Brighton’daki ‘gay pride’ da Londra’dakinden pek de farklı değildi. Kortejle başlayan program çadır partisiyle devam ederken, tüm kentteki clublar pride için sabaha kadar süren parti organizasyon broşürlerini dağıtmakla meşguldüler ama burada da bir türlü ne bir eşcinsel dernekleri söyleşisi nede bir tiyatro, film gösterimi bulamadım...
 
Her ne kadar Londra Pride’a göre daha samimi olsa da, en azından Londra Pride’da 'Gay Icons' -National Portrait Gallery, ev sahipliğiyle- sergisinden söz edilebiliyordu.
 
Neredeyse İngiltere’nin her kentinde farklı tarihlerde bir kaç ay içine sığdırılmış ‘gay pride’lar karşınıza çıkıyor ama her birine katılmak için bolca nakde ve zamana ihtiyacınız olma şartını unutmayın. Ben de nihayet bu gerçekle yüzleşip başımı pride’lardan kaldırabildim ki artık etrafımda birçok Türkiye’den gelmiş gey arkadaşlarımın olduğunu fark ettim. 
Türkiye ve Kıbrıs’tan gelen birçok geyle sohbetlerimiz sırasında birçoğunun coming out’larını İngiltere’de yapmış olmaları beni çok şaşırttı. Ne zor bir şey olduğunu düşündüm. Anadolu’dan bastırılmış duygularla gelip, daha 'gey nedir?' tanımını bilmeden, pride’da yürüyor olmak ya da gey bup’larda içiyor olmak.
Belki de iyi olan bu muydu acaba?
 
Benim eşcinselliğimle yüzleşip kabullenme sürecim sancılı bir şekilde yıllarımı almışken, aynı koşullarda büyümüş bir başkası bir kaç haftada out sürecini Londra’da tamamlarken hiç bir sıkıntı bile çekmiyordu.
 
Üstelik sadece Türkiye’den gelen geyler için değil, tüm geyler için bu süreci sıkıntısız ve sorunsuz bir şekilde atlatabilmelerine yardımcı olabilecek poliklinikler de bulunuyordu neredeyse her semtte.
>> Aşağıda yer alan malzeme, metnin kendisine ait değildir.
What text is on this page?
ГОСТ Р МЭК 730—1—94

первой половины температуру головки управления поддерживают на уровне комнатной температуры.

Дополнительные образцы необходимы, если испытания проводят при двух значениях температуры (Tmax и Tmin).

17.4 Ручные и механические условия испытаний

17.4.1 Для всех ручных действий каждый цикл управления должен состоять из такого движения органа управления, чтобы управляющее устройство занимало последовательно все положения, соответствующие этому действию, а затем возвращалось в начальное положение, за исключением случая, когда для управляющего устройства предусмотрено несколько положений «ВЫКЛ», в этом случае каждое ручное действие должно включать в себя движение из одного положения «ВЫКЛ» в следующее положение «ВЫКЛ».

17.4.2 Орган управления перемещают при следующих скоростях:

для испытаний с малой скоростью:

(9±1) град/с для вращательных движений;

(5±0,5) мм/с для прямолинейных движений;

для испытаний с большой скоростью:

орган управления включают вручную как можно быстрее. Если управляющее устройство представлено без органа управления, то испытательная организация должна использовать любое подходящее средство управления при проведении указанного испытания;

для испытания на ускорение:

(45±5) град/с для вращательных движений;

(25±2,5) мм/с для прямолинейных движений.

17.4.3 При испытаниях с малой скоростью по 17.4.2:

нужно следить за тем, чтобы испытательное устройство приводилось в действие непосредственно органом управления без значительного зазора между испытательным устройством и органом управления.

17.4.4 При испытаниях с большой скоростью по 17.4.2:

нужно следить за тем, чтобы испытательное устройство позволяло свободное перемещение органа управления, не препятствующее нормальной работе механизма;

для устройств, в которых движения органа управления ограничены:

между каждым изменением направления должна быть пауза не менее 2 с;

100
Sadece geyler için bir danışmanlık hizmeti veren bu kuruluşlar aynı zaman yine sadece geylerin sağlık sorunları ile de ilgilenebiliyorlardı, tüm cinsel sağlık sorunlarını oldukça güler yüzlü çalışanlarla ve talebinize göre gizlilik şartlarıyla yapıyorlardı.
 
Bir de atlamadan geçmeyeceğim, her hangi bir sorununuzda, karakolluk bir durumunuzda yine talebinize göre gey veya lezbiyen polis desteği hakkınızın olması...
 
Elbette ki ben burada kolayca bunları yazarken, şu an Londra sokaklarında özgürce kimliklerini yaşayan eşcinseller varsa bu güzel şeylerin oluşmasında mücadele veren birilerinin olduğunu da unutmamak gerekir.
 
Ta ki, Amerika Birleşik Devletlerinde başlayan 'Stonewall' (1969) olayları kıvılcımıyla, Avrupa’da da eşcinsel hakları mücadeleleri yıllar önce başlamış ve bu günlere gelmiştir.
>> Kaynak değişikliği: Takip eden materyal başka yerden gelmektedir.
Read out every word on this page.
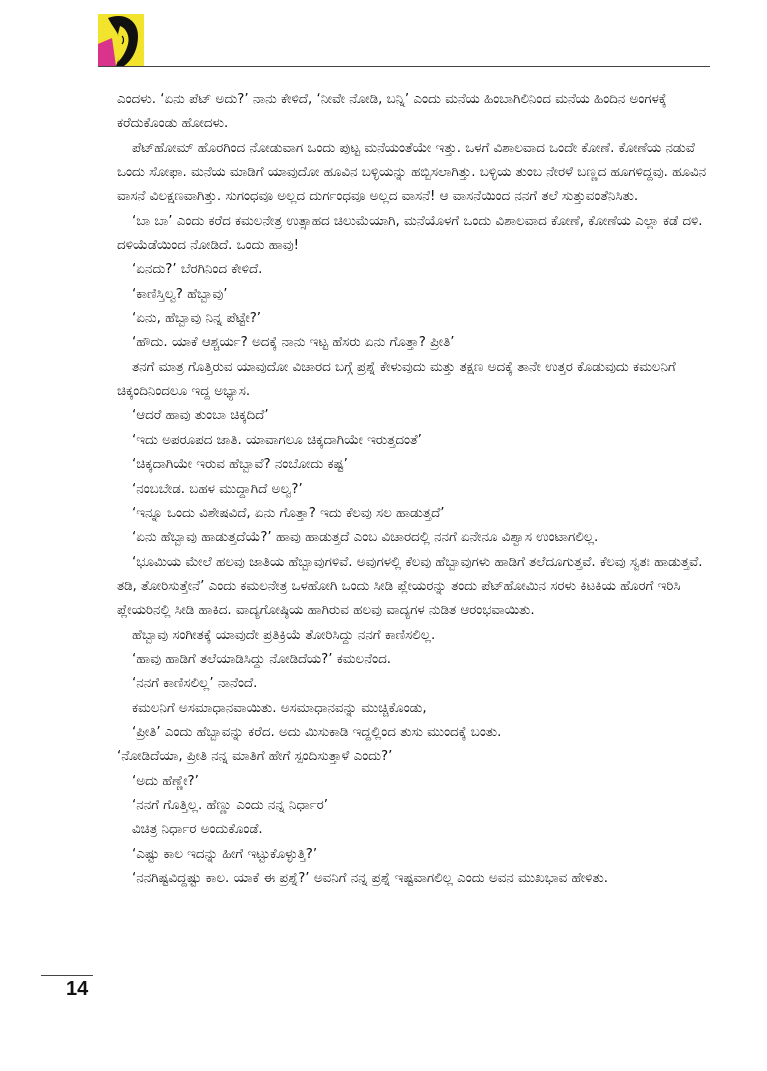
ಎಂದಳು. ‘ಏನು ಪೆಟ್ ಅದು?’ ನಾನು ಕೇಳಿದೆ, ‘ನೀವೇ ನೋಡಿ, ಬನ್ನಿ’ ಎಂದು ಮನೆಯ ಹಿಂಬಾಗಿಲಿನಿಂದ ಮನೆಯ ಹಿಂದಿನ ಅಂಗಳಕ್ಕೆ ಕರೆದುಕೊಂಡು ಹೋದಳು.

ಪೆಟ್‌ಹೋಮ್ ಹೊರಗಿಂದ ನೋಡುವಾಗ ಒಂದು ಪುಟ್ಟ ಮನೆಯಂತೆಯೇ ಇತ್ತು. ಒಳಗೆ ವಿಶಾಲವಾದ ಒಂದೇ ಕೋಣೆ. ಕೋಣೆಯ ನಡುವೆ ಒಂದು ಸೋಫಾ. ಮನೆಯ ಮಾಡಿಗೆ ಯಾವುದೋ ಹೂವಿನ ಬಳ್ಳಿಯನ್ನು ಹಬ್ಬಿಸಲಾಗಿತ್ತು. ಬಳ್ಳಿಯ ತುಂಬ ನೇರಳೆ ಬಣ್ಣದ ಹೂಗಳಿದ್ದವು. ಹೂವಿನ ವಾಸನೆ ವಿಲಕ್ಷಣವಾಗಿತ್ತು. ಸುಗಂಧವೂ ಅಲ್ಲದ ದುರ್ಗಂಧವೂ ಅಲ್ಲದ ವಾಸನೆ! ಆ ವಾಸನೆಯಿಂದ ನನಗೆ ತಲೆ ಸುತ್ತುವಂತೆನಿಸಿತು.

‘ಬಾ ಬಾ’ ಎಂದು ಕರೆದ ಕಮಲನೇತ್ರ ಉತ್ಸಾಹದ ಚಿಲುಮೆಯಾಗಿ, ಮನೆಯೊಳಗೆ ಒಂದು ವಿಶಾಲವಾದ ಕೋಣೆ, ಕೋಣೆಯ ಎಲ್ಲಾ ಕಡೆ ದಳಿ. ದಳಿಯೆಡೆಯಿಂದ ನೋಡಿದೆ. ಒಂದು ಹಾವು!

‘ಏನದು?’ ಬೆರಗಿನಿಂದ ಕೇಳಿದೆ.

‘ಕಾಣಿಸ್ತಿಲ್ವ? ಹೆಬ್ಬಾವು’

‘ಏನು, ಹೆಬ್ಬಾವು ನಿನ್ನ ಪೆಟ್ಟೇ?’

‘ಹೌದು. ಯಾಕೆ ಆಶ್ಚರ್ಯ? ಅದಕ್ಕೆ ನಾನು ಇಟ್ಟ ಹೆಸರು ಏನು ಗೊತ್ತಾ? ಪ್ರೀತಿ’

ತನಗೆ ಮಾತ್ರ ಗೊತ್ತಿರುವ ಯಾವುದೋ ವಿಚಾರದ ಬಗ್ಗೆ ಪ್ರಶ್ನೆ ಕೇಳುವುದು ಮತ್ತು ತಕ್ಷಣ ಅದಕ್ಕೆ ತಾನೇ ಉತ್ತರ ಕೊಡುವುದು ಕಮಲನಿಗೆ ಚಿಕ್ಕಂದಿನಿಂದಲೂ ಇದ್ದ ಅಭ್ಯಾಸ.

‘ಆದರೆ ಹಾವು ತುಂಬಾ ಚಿಕ್ಕದಿದೆ’

‘ಇದು ಅಪರೂಪದ ಜಾತಿ. ಯಾವಾಗಲೂ ಚಿಕ್ಕದಾಗಿಯೇ ಇರುತ್ತದಂತೆ’

‘ಚಿಕ್ಕದಾಗಿಯೇ ಇರುವ ಹೆಬ್ಬಾವೆ? ನಂಬೋದು ಕಷ್ಟ’

‘ನಂಬಬೇಡ. ಬಹಳ ಮುದ್ದಾಗಿದೆ ಅಲ್ವ?’

‘ಇನ್ನೂ ಒಂದು ವಿಶೇಷವಿದೆ, ಏನು ಗೊತ್ತಾ? ಇದು ಕೆಲವು ಸಲ ಹಾಡುತ್ತದೆ’

‘ಏನು ಹೆಬ್ಬಾವು ಹಾಡುತ್ತದೆಯೆ?’ ಹಾವು ಹಾಡುತ್ತದೆ ಎಂಬ ವಿಚಾರದಲ್ಲಿ ನನಗೆ ಏನೇನೂ ವಿಶ್ವಾಸ ಉಂಟಾಗಲಿಲ್ಲ.

‘ಭೂಮಿಯ ಮೇಲೆ ಹಲವು ಜಾತಿಯ ಹೆಬ್ಬಾವುಗಳಿವೆ. ಅವುಗಳಲ್ಲಿ ಕೆಲವು ಹೆಬ್ಬಾವುಗಳು ಹಾಡಿಗೆ ತಲೆದೂಗುತ್ತವೆ. ಕೆಲವು ಸ್ವತಃ ಹಾಡುತ್ತವೆ. ತಡಿ, ತೋರಿಸುತ್ತೇನೆ’ ಎಂದು ಕಮಲನೇತ್ರ ಒಳಹೋಗಿ ಒಂದು ಸೀಡಿ ಪ್ಲೇಯರನ್ನು ತಂದು ಪೆಟ್‌ಹೋಮಿನ ಸರಳು ಕಿಟಕಿಯ ಹೊರಗೆ ಇರಿಸಿ ಪ್ಲೇಯರಿನಲ್ಲಿ ಸೀಡಿ ಹಾಕಿದ. ವಾದ್ಯಗೋಷ್ಠಿಯ ಹಾಗಿರುವ ಹಲವು ವಾದ್ಯಗಳ ನುಡಿತ ಆರಂಭವಾಯಿತು.

ಹೆಬ್ಬಾವು ಸಂಗೀತಕ್ಕೆ ಯಾವುದೇ ಪ್ರತಿಕ್ರಿಯೆ ತೋರಿಸಿದ್ದು ನನಗೆ ಕಾಣಿಸಲಿಲ್ಲ.

‘ಹಾವು ಹಾಡಿಗೆ ತಲೆಯಾಡಿಸಿದ್ದು ನೋಡಿದೆಯ?’ ಕಮಲನೆಂದ.

‘ನನಗೆ ಕಾಣಿಸಲಿಲ್ಲ’ ನಾನೆಂದೆ.

ಕಮಲನಿಗೆ ಅಸಮಾಧಾನವಾಯಿತು. ಅಸಮಾಧಾನವನ್ನು ಮುಚ್ಚಿಕೊಂಡು,

‘ಪ್ರೀತಿ’ ಎಂದು ಹೆಬ್ಬಾವನ್ನು ಕರೆದ. ಅದು ಮಿಸುಕಾಡಿ ಇದ್ದಲ್ಲಿಂದ ತುಸು ಮುಂದಕ್ಕೆ ಬಂತು.

‘ನೋಡಿದೆಯಾ, ಪ್ರೀತಿ ನನ್ನ ಮಾತಿಗೆ ಹೇಗೆ ಸ್ಪಂದಿಸುತ್ತಾಳೆ ಎಂದು?’

‘ಅದು ಹೆಣ್ಣೇ?’

‘ನನಗೆ ಗೊತ್ತಿಲ್ಲ. ಹೆಣ್ಣು ಎಂದು ನನ್ನ ನಿರ್ಧಾರ’

ವಿಚಿತ್ರ ನಿರ್ಧಾರ ಅಂದುಕೊಂಡೆ.

‘ಎಷ್ಟು ಕಾಲ ಇದನ್ನು ಹೀಗೆ ಇಟ್ಟುಕೊಳ್ಳುತ್ತಿ?’

‘ನನಗಿಷ್ಟವಿದ್ದಷ್ಟು ಕಾಲ. ಯಾಕೆ ಈ ಪ್ರಶ್ನೆ?’ ಅವನಿಗೆ ನನ್ನ ಪ್ರಶ್ನೆ ಇಷ್ಟವಾಗಲಿಲ್ಲ ಎಂದು ಅವನ ಮುಖಭಾವ ಹೇಳಿತು.

14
E.M. Forster (İngiliz yazar 1879-1970), William Shakespeare (İngiliz oyun yazarı 1564-1616), Virginia Stephenswoolf (İngiliz yazar 1882-1942) ve David Bovie, Elton John, Boy George gibi dünyaca ünlü İngiliz sanatçılar bu mücadeleye gerçekten büyük katkılar sağlamışlar.
 
Bunların yanında, görünür olmaktan korkmayan, aileleri, patronları, okul arkadaşlarıyla yüzleşmekten korkmayan ve yıllarca bu eşitlik mücadelesinin sürdürülmesinde can verenlerin olduğunu da unutmamak gerekiyor.
Keşke bizler de Avrupa’da şimdilerde süren bu özgürlük havasının bir geçmişine uzanabilsek de görebilsek, Soho’ların hayaliyle İngilterelere, Hollandalara gitmek yerine kendi “soho”larımızı yaratabilsek...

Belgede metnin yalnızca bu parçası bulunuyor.